Back-to-Back Monthly Job Gains Make Interest-Rate Cuts Unlikely
NEW YORK — HAS the US economy turned a corner?
After large, back-to-back gains in employment in February and March, the long-sluggish economy suddenly looks more vigorous as it enters its sixth year of expansion.
But the good news for job-seekers may be bad for interest rates, bonds, and stocks. If the economy is in transition to a period of stronger growth, the Federal Reserve may not reduce interest rates again any time soon. This prospect caused the bond market to plunge Friday. Both short- and long-term interest rates rose sharply.
"It's a disaster," says Bill Sullivan, an economist at Dean Witter Reynolds in New York. "We are in the process of dismantling the conventional wisdom that the Fed will cut rates again, and instead rates could still go higher."
In the past big downdrafts in the bond market have led to declines in the stock market. Since the exchanges were closed for Good Friday, any reaction to the employment report will be delayed until today.
"I would expect the market to be weak on the open on Monday, but I don't think this is the beginning of a big slide," says Donald Straszheim, chief economist at Merrill Lynch & Co. in New York.
More jobs than expected
The Labor Department report surprised many economists who had expected that the February numbers would be revised down and March would show little growth. "They were a touch stronger than we expected," says Ram Bhatavatula, an economist at Citicorp in New York.
The March numbers were adjusted for the impact of the recent General Motors strike. However, the loss of jobs in Detroit was mostly offset by people who found jobs working on the presidential primaries.
The job growth was partly offset by a rise in the unemployment rate, which hit 5.6 percent, up from 5.5 percent in February. But most of the talk is about the job-generating economy. March's healthy increase of about 140,000 jobs suggests that the sharp increase in jobs in February may not have been a fluke.
Aside from employment gains, economists are starting to look at other evidence of better times.
In February and March, for example, the average hours worked rose at about a 1 percent per quarter rate. With employment showing a steady rise and hours worked increasing, the economy is "shaking out of its torpor," says economist Robert Brusca of New York-based Nikko Securities Company International. He now predicts the economy will grow 3 percent in the year beginning in the fourth quarter of 1995. "This is higher than the Fed thinks," Mr. Brusca says.
Not all economists are so optimistic. Mr. Straszheim says the job numbers do not indicate the economy is "racing out of control."
And on Friday, the White House put a positive spin on the Labor Department report. Economic adviser Joseph Stiglitz told Reuters, "We have had unemployment rates at this level for an extended period of time without any inflationary pressures."
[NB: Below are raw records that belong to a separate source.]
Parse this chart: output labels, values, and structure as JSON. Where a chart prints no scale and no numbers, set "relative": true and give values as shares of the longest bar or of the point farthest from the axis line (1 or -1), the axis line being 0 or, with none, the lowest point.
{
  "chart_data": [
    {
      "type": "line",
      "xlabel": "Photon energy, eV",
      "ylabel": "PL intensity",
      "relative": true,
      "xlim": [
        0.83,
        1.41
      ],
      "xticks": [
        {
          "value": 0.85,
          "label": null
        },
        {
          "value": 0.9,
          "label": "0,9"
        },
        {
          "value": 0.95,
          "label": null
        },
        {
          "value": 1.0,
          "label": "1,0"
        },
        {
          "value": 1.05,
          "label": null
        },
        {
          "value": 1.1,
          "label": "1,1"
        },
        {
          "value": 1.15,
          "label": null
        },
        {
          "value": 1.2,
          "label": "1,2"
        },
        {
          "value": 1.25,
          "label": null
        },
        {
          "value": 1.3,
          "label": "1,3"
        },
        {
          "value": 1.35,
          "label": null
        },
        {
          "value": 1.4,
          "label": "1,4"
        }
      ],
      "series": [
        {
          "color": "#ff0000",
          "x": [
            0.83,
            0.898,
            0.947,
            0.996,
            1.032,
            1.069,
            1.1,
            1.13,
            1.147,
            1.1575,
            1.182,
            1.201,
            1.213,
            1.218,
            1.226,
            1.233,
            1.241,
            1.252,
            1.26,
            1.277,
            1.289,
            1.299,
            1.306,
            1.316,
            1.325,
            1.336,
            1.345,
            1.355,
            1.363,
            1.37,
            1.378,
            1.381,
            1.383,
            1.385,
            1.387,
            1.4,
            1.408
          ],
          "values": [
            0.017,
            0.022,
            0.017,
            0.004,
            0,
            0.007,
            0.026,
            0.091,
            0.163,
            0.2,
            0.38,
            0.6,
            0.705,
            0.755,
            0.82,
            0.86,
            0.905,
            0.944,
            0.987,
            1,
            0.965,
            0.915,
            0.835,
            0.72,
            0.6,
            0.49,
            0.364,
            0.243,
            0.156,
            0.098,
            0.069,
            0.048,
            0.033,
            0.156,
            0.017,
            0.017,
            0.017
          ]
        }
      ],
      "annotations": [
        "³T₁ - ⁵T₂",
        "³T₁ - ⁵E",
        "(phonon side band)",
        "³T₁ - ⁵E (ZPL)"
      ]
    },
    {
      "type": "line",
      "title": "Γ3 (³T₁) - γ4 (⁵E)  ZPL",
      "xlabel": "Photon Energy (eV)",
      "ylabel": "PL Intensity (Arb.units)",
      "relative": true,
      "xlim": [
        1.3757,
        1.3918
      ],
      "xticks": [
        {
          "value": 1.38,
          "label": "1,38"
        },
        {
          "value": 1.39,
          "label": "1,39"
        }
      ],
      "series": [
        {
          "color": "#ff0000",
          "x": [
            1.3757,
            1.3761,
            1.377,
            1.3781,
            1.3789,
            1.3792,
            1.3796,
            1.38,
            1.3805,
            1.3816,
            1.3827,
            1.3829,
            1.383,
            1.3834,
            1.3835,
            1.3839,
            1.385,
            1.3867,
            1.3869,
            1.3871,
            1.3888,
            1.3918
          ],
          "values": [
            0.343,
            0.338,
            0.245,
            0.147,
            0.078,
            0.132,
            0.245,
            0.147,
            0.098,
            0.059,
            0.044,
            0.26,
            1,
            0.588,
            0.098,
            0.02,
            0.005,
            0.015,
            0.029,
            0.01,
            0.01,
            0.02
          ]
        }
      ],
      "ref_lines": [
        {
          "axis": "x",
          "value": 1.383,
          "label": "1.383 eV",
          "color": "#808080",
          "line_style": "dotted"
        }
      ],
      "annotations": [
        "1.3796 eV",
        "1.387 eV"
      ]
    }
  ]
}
On Thursday, the government issues the producer price index for March, and on Friday the March consumer price index, the most closely watched indicator of inflation, is released.
Behind strong March growth, some economists believe, might be the increased pace of federal income-tax refunds. The refunds are averaging about $1,400 per household. "Some people are getting sizable checks," says Cynthia Latta, an economist at DRI/McGraw-Hill, an economic forecasting firm in Lexington, Mass.
Economist Richard Hokonson of Donaldson, Lufkin & Jenrette says those big returns are an important factor in the February rebound in sales of big-ticket consumer durable goods, such as automobiles.
"Income-tax refunds are an important and often-overlooked issue in terms of consumer purchasing-power and patterns of outlays," Mr. Hokonson wrote in a research report last month. He notes that consumers often use the refunds as the down payment for a car or truck.
In a possible confirmation of this observation, automakers reported on Friday that March auto and light-truck sales increased by 4.3 percent. This was better than expected. At Ford Motor Company, light-truck sales were a monthly record. Ford officials said auto company rebates were helping to fuel demand.
The increase in March was higher than in February, which was considered a strong month. In anticipation of the trend continuing, Chrysler Corp. said it would increase its second-quarter production from last year's second-quarter levels.
Retail sales: uncertain
On Wednesday, the government issues its report on March retail sales. Economists will be watching these numbers to see if consumers are using some of their refund money for goods other than autos.
"One would have thought March would have benefited from an early Easter," says Mr. Bhatavatula. However, he thinks retail sales will be disappointing. "The consumer is not in a great spending mood," he explains.
Consumers may be starting to have problems with their debt loads. Credit-card delinquency rates are rising. "The banks are likely to tighten up on the credit lines," Bhatavatula says. But any impact of this is still months away.